The Death Card is easily the most misunderstood tarot card in the pack. Every movie that features a psychic/card reader somehow shows her flipping over the death card, implying that a probable death will ensue. Everyone panics and then sure enough someone dies. People can be so literal. Yeesh.

The Death Card does not mean an ensuing death for the person being read or someone close to them. It does mean the death, ending or dramatic change of a specific thing/event. Like the end of a relationship or job, or even a malicious mindset about yourself. In a sense a part of you might die - or feel like it has - and that is a beautiful catalyst for change; like cutting the dead bark from a tree. A new better version or yourself can emerge. This card represents transformation and can sometimes be unexpected transformation. This card really pushes you toward being the best version of yourself, releasing what doesn't work for you anymore. It represents the ending or death of something - not someone. You should feel jarred when it is flipped over in your reading, but for reasons other than worrying whether you're ailing mother will make it through the winter.

Another name for this card is the Change Card.

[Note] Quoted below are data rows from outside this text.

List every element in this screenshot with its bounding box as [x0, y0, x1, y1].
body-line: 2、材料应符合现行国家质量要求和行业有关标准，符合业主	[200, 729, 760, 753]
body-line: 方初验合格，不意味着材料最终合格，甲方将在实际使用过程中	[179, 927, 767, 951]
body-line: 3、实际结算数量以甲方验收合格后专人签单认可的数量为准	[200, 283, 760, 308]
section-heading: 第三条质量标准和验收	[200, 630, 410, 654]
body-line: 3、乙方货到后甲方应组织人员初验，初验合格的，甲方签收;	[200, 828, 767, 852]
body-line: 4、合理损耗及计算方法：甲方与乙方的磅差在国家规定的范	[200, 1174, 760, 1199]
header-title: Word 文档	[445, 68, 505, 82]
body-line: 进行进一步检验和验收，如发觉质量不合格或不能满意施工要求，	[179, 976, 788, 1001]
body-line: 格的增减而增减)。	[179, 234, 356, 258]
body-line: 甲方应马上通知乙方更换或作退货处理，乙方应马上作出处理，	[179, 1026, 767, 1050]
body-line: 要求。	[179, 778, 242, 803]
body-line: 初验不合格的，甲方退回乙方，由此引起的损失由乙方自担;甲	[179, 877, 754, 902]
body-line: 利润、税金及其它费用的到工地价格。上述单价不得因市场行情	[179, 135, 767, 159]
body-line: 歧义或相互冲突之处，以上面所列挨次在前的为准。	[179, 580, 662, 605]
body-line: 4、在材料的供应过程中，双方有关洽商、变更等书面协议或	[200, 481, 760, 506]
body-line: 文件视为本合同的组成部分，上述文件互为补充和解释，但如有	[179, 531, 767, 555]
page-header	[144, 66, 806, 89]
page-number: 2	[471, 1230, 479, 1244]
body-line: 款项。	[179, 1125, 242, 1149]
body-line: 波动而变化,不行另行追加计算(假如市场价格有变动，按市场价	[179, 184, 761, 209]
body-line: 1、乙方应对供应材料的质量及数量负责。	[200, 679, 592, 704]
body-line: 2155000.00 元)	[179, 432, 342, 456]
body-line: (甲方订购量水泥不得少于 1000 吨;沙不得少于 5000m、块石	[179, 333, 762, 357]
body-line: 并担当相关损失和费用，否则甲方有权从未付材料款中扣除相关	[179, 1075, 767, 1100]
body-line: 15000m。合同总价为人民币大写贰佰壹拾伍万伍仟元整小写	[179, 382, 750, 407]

Hell, flames, and a red figure with horns. There is no hellish villain coming after you when this card comes up, nor are you being influenced by the Devil himself. You don't have to check under your bed before you go to sleep.

The way to understand this card is simple: you might feel trapped and like an "outer influence" is controlling you or that you have no way out, but chances are you have put yourself in this position. The Devil is really a trickster. This card can represent addictions, self-sabotaging behaviour - all the things we do that might hurt us without our realizing it. We might feel enslaved by a job or a relationship but this card reminds us to self-reflect that we always have the power of choice and can get ourselves out of these malevolent situations... if we want to. We aren't dabbling in the dark arts under this card's influence. No one is casting hexes or spells on us. But we might be doing something to ourselves that isn't in our best interest.

Another name for this card is the Bondage Card.


People are often confused when they see the Hierophant Card, mostly because they either don't know what it means or they see a priest on the traditional card and assume something about religion. This card is also called the High Priest in some decks, causing even more confusion.

But this card is all about traditions. Orthodox mindsets. This card represents a lack of innovation and wanting to stick to tried and true methods - you know, that traditional approach. Never straying too far from the path. When this card comes up in a reading it can be a symbol not to shake things up. Of course, it does matter what the other cards are in the spread when the Hierophant shows himself, but the above is a good general feel for what this card is trying to convey. It represents rules. Cliques. Groups. Or the way we've always done things - like traditional marriage, for example - the courting, the dating, the proposal, the marriage, the lifelong union. Anything that can be tied to a traditional habit, mindset or value is associated with this card.

Another name for this card is the Tradition Card.

When using tarot cards, it's important to read the cards together, and be mindful of what position the card is in. The three most misunderstood cards above will provide more clarification when shown in a spread, but it's important to note they do NOT mean what many think, like dying, evil spirits or an angry priest knocking on our door. What tarot cards do you find confusing?